In passato, alcuni scienziati hanno sostenuto che gli organismi viventi fossero stati trasportati sulla Terra da meteoriti. Negli anni si è affermata però un’altra teoria, secondo cui la vita sarebbe nata direttamente sulla superficie terrestre, o meglio sul pavimento oceanico: la materia inanimata, raccolta in nicchie idrotermiche, avrebbe dato origine al primo materiale organico.

Ma i meccanismi responsabili di questa trasformazione non sono ancora chiari. Per questo un gruppo internazionale di ricercatori ha deciso di cambiare punto di vista, concentrandosi su quello che la vita fa: “Tutte le forme di vita utilizzano processi chimici uguali a quelli che avvengono in una cella a combustibile quando genera energia” spiega Kee.

Una cella a combustibile è un dispositivo elettrochimico in grado di convertire direttamente l’energia chimica in energia elettrica, senza che avvengano processi di combustione termica. Ad esempio, nelle automobili le pile a combustibile generano energia elettrica facendo reagire la benzina con gli ossidanti. Si tratta di un processo che in chimica viene chiamato redox, in cui una molecola perde elettroni (viene ossidata) mentre un’altra molecola ottiene elettroni (viene ridotta).

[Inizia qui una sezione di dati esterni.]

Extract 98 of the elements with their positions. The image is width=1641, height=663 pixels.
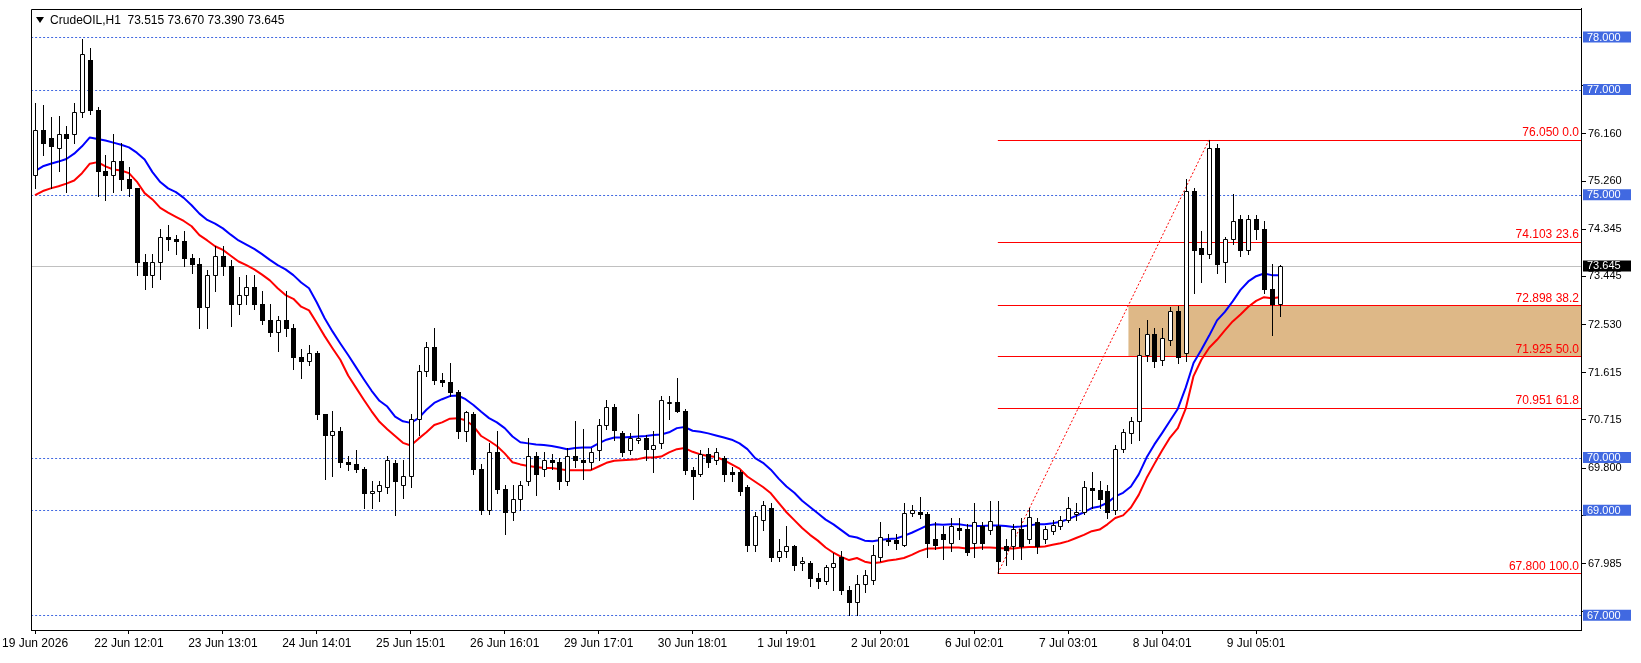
annotation: 71.925 50.0 [1515,341,1580,356]
y-tick-label: 76.160 [1588,126,1622,139]
candlestick [424,341,429,378]
x-tick-label: 9 Jul 05:01 [1226,635,1286,650]
candlestick [213,245,218,293]
x-tick-label: 8 Jul 04:01 [1132,635,1192,650]
candlestick [244,274,249,306]
y-tick-label: 67.985 [1588,556,1622,569]
candlestick [276,315,281,353]
candlestick [377,480,382,503]
x-tick-label: 25 Jun 15:01 [376,635,446,650]
candlestick [784,525,789,559]
candlestick [111,133,116,194]
x-tick-label: 26 Jun 16:01 [469,635,540,650]
ref-line-label: 78.000 [1587,30,1621,43]
candlestick [597,418,602,462]
candlestick [307,344,312,367]
x-tick-label: 24 Jun 14:01 [282,635,352,650]
ref-line-label: 69.000 [1587,503,1621,516]
candlestick [651,430,656,474]
ref-line-label: 67.000 [1587,608,1621,621]
candlestick [659,395,664,450]
x-tick-label: 1 Jul 19:01 [757,635,817,650]
x-tick-label: 23 Jun 13:01 [188,635,258,650]
candlestick [628,432,633,456]
candlestick [589,447,594,471]
x-tick-label: 7 Jul 03:01 [1038,635,1098,650]
candlestick [871,544,876,586]
annotation: 76.050 0.0 [1522,124,1580,139]
candlestick [777,538,782,563]
candlestick [150,253,155,289]
candlestick [330,410,335,478]
x-tick-label: 2 Jul 20:01 [851,635,911,650]
candlestick [72,102,77,145]
candlestick [409,413,414,489]
candlestick [972,502,977,559]
candlestick [1168,306,1173,347]
candlestick [1207,139,1212,260]
candlestick [511,484,516,522]
candlestick [761,500,766,532]
candlestick [753,511,758,553]
candlestick [1066,496,1071,524]
candlestick [1137,327,1142,442]
candlestick [863,569,868,594]
candlestick [565,447,570,487]
candlestick [1184,178,1189,363]
candlestick [949,517,954,553]
candlestick [385,455,390,495]
candlestick [636,413,641,445]
candlestick [667,395,672,421]
candlestick [800,556,805,572]
candlestick [1027,507,1032,545]
candlestick [526,437,531,487]
candlestick [831,552,836,592]
x-tick-label: 19 Jun 2026 [2,635,69,650]
candlestick [1231,193,1236,246]
y-tick-label: 72.530 [1588,317,1622,330]
candlestick [878,521,883,563]
candlestick [80,38,85,119]
candlestick [57,115,62,173]
annotation: 72.898 38.2 [1515,290,1580,305]
y-tick-label: 73.445 [1588,269,1622,282]
candlestick [205,269,210,330]
candlestick [855,574,860,617]
x-tick-label: 30 Jun 18:01 [657,635,728,650]
ref-line-label: 75.000 [1587,188,1621,201]
candlestick [158,228,163,281]
x-tick-label: 29 Jun 17:01 [563,635,634,650]
candlestick [1011,523,1016,561]
annotation: 70.951 61.8 [1515,392,1580,407]
y-tick-label: 71.615 [1588,365,1622,378]
candlestick [604,399,609,431]
candlestick [1129,416,1134,445]
annotation: 67.800 100.0 [1508,558,1580,573]
candlestick [1145,319,1150,363]
candlestick [1074,502,1079,522]
y-tick-label: 74.345 [1588,222,1622,235]
ref-line-label: 73.645 [1587,259,1621,272]
candlestick [370,480,375,510]
candlestick [902,502,907,548]
ref-line-label: 77.000 [1587,83,1621,96]
candlestick [518,480,523,512]
candlestick [1160,327,1165,367]
y-tick-label: 75.260 [1588,174,1622,187]
candlestick [1223,236,1228,284]
candlestick [487,442,492,516]
x-tick-label: 22 Jun 12:01 [94,635,164,650]
candlestick [542,451,547,478]
ref-line-label: 70.000 [1587,451,1621,464]
y-tick-label: 69.800 [1588,461,1622,474]
candlestick [237,276,242,316]
candlestick [417,364,422,437]
y-tick-label: 70.715 [1588,413,1622,426]
candlestick [401,459,406,500]
x-tick-label: 6 Jul 02:01 [945,635,1005,650]
chart-title: CrudeOIL,H1 73.515 73.670 73.390 73.645 [50,12,285,27]
annotation: 74.103 23.6 [1515,227,1580,242]
candlestick [988,500,993,536]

Allo stesso modo, nelle piante la fotosintesi genera proprio energia elettrica, e lo fa con la riduzione di diossido di carbonio in zuccheri e con l’ossidazione di acqua in ossigeno. Andando parecchio su nella scala evolutiva, le cellule del corpo umano “respirano” grazie all’ossidazione di zuccheri in diossido di carbonio e la riduzione di ossigeno in acqua. L’opposto di ciò che avviene nelle piante, ma anche qui il risultato è la produzione di energia elettrica.

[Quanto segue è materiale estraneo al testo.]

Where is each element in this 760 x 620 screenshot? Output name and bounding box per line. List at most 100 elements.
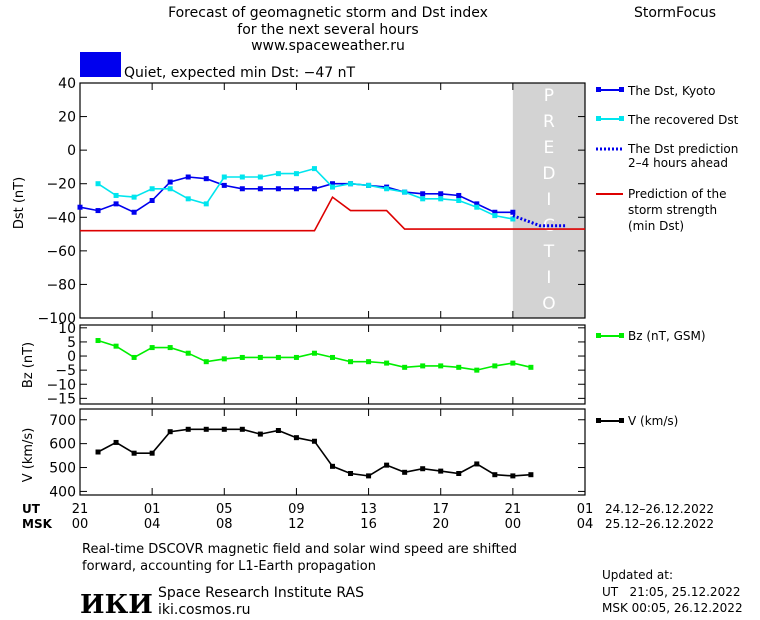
speed-data-point bbox=[330, 463, 335, 469]
msk-tick-label: 00 bbox=[505, 517, 522, 532]
speed-data-point bbox=[293, 435, 299, 441]
dst-data-point bbox=[492, 213, 498, 219]
msk-tick-label: 00 bbox=[72, 517, 89, 532]
bz-ytick-label: 0 bbox=[67, 349, 76, 365]
speed-ytick-label: 500 bbox=[49, 461, 76, 477]
ut-tick-label: 01 bbox=[577, 502, 594, 517]
updated-msk: MSK 00:05, 26.12.2022 bbox=[602, 601, 743, 615]
dst-data-point bbox=[420, 196, 426, 202]
chart-title-line1: Forecast of geomagnetic storm and Dst in… bbox=[168, 5, 488, 21]
bz-data-point bbox=[275, 354, 281, 360]
ut-tick-label: 09 bbox=[288, 502, 305, 517]
prediction-letter: D bbox=[542, 164, 555, 184]
bz-ytick-label: 5 bbox=[67, 335, 76, 351]
dst-data-point bbox=[330, 184, 335, 190]
dst-data-point bbox=[221, 182, 227, 188]
legend-storm-strength: Prediction of the storm strength (min Dst) bbox=[596, 187, 727, 233]
speed-frame bbox=[79, 408, 586, 496]
msk-tick-label: 12 bbox=[288, 517, 305, 532]
msk-tick-label: 20 bbox=[432, 517, 449, 532]
dst-ytick-label: −100 bbox=[38, 311, 76, 327]
dst-data-point bbox=[239, 174, 245, 180]
bz-data-point bbox=[492, 363, 498, 369]
bz-data-point bbox=[185, 350, 191, 356]
dst-data-point bbox=[348, 181, 354, 187]
dst-series-line-0 bbox=[79, 176, 513, 214]
legend-dst-kyoto: The Dst, Kyoto bbox=[596, 84, 715, 98]
dst-data-point bbox=[510, 216, 516, 222]
speed-data-point bbox=[402, 469, 408, 475]
speed-ytick-label: 600 bbox=[49, 437, 76, 453]
bz-data-point bbox=[366, 359, 372, 365]
speed-data-point bbox=[239, 426, 245, 432]
prediction-letter: R bbox=[543, 112, 555, 132]
legend-bz-label: Bz (nT, GSM) bbox=[628, 329, 706, 343]
dst-data-point bbox=[330, 181, 335, 187]
bz-data-point bbox=[95, 338, 101, 344]
legend-speed: V (km/s) bbox=[596, 414, 678, 428]
dst-ytick-label: 0 bbox=[67, 143, 76, 159]
dst-data-point bbox=[113, 201, 119, 207]
prediction-letter: E bbox=[544, 138, 555, 158]
dst-data-point bbox=[95, 181, 101, 187]
dst-data-point bbox=[456, 192, 462, 198]
bz-data-point bbox=[221, 356, 227, 362]
speed-data-point bbox=[492, 472, 498, 478]
prediction-letter: N bbox=[543, 320, 556, 340]
legend-dst-prediction-label: The Dst prediction 2–4 hours ahead bbox=[627, 142, 738, 170]
dst-data-point bbox=[203, 201, 209, 207]
speed-axis-label: V (km/s) bbox=[21, 428, 36, 483]
dst-data-point bbox=[275, 186, 281, 192]
dst-data-point bbox=[221, 174, 227, 180]
status-color-swatch bbox=[80, 52, 121, 77]
speed-data-point bbox=[438, 468, 444, 474]
prediction-letter: I bbox=[546, 268, 551, 288]
dst-data-point bbox=[149, 186, 155, 192]
bz-ytick-label: −15 bbox=[46, 391, 76, 407]
updated-ut: UT 21:05, 25.12.2022 bbox=[602, 585, 740, 599]
speed-panel: 700 600 500 400 bbox=[49, 408, 586, 500]
bz-frame bbox=[79, 324, 586, 405]
speed-ytick-label: 700 bbox=[49, 413, 76, 429]
dst-data-point bbox=[239, 186, 245, 192]
bz-ytick-label: 10 bbox=[58, 321, 76, 337]
bz-data-point bbox=[167, 345, 173, 351]
dst-ytick-label: −60 bbox=[46, 244, 76, 260]
legend-storm-strength-label: Prediction of the storm strength (min Dst) bbox=[628, 187, 727, 233]
msk-axis-label: MSK bbox=[22, 517, 53, 531]
dst-ytick-label: 20 bbox=[58, 110, 76, 126]
speed-data-point bbox=[348, 471, 354, 476]
speed-data-point bbox=[185, 426, 191, 432]
ut-tick-label: 21 bbox=[72, 502, 89, 517]
bz-data-point bbox=[149, 345, 155, 351]
speed-data-point bbox=[420, 466, 426, 472]
status-text: Quiet, expected min Dst: −47 nT bbox=[124, 65, 356, 81]
bz-data-point bbox=[131, 354, 137, 360]
source-url: www.spaceweather.ru bbox=[251, 38, 405, 54]
dst-data-point bbox=[293, 186, 299, 192]
dst-data-point bbox=[185, 196, 191, 202]
bz-ytick-label: −5 bbox=[55, 363, 76, 379]
dst-data-point bbox=[203, 176, 209, 182]
bz-data-point bbox=[474, 367, 480, 373]
ut-tick-label: 05 bbox=[216, 502, 233, 517]
bz-data-point bbox=[239, 354, 245, 360]
dst-ytick-label: 40 bbox=[58, 76, 76, 92]
bz-data-point bbox=[330, 354, 335, 360]
institute-name: Space Research Institute RAS bbox=[158, 585, 364, 601]
dst-series-line-2 bbox=[512, 214, 567, 228]
dst-data-point bbox=[167, 186, 173, 192]
dst-data-point bbox=[474, 204, 480, 210]
prediction-zone bbox=[512, 83, 585, 318]
dst-data-point bbox=[402, 189, 408, 195]
dst-data-point bbox=[311, 186, 317, 192]
dst-data-point bbox=[492, 209, 498, 215]
footer-note-line1: Real-time DSCOVR magnetic field and sola… bbox=[82, 542, 517, 557]
speed-data-point bbox=[221, 426, 227, 432]
dst-data-point bbox=[474, 201, 480, 207]
dst-series-line-1 bbox=[97, 167, 514, 220]
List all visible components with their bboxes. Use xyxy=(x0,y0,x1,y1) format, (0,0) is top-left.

E se la stessa cosa fosse avvenuta anche nelle rocce sul fondo degli oceani, milioni e milioni di anni fa? È l’ipotesi di partenza del gruppo di ricerca di cui fa parte Terry Kee, coordinato dal Jet Propulsion Laboratory (JPL) della NASA. In base a questa idea, le nicchie idrotermiche dove ebbe origine la vita possono essere considerate “celle a combustione ambientali”, in grado di innescare i meccanismi responsabili del primo metabolismo cellulare.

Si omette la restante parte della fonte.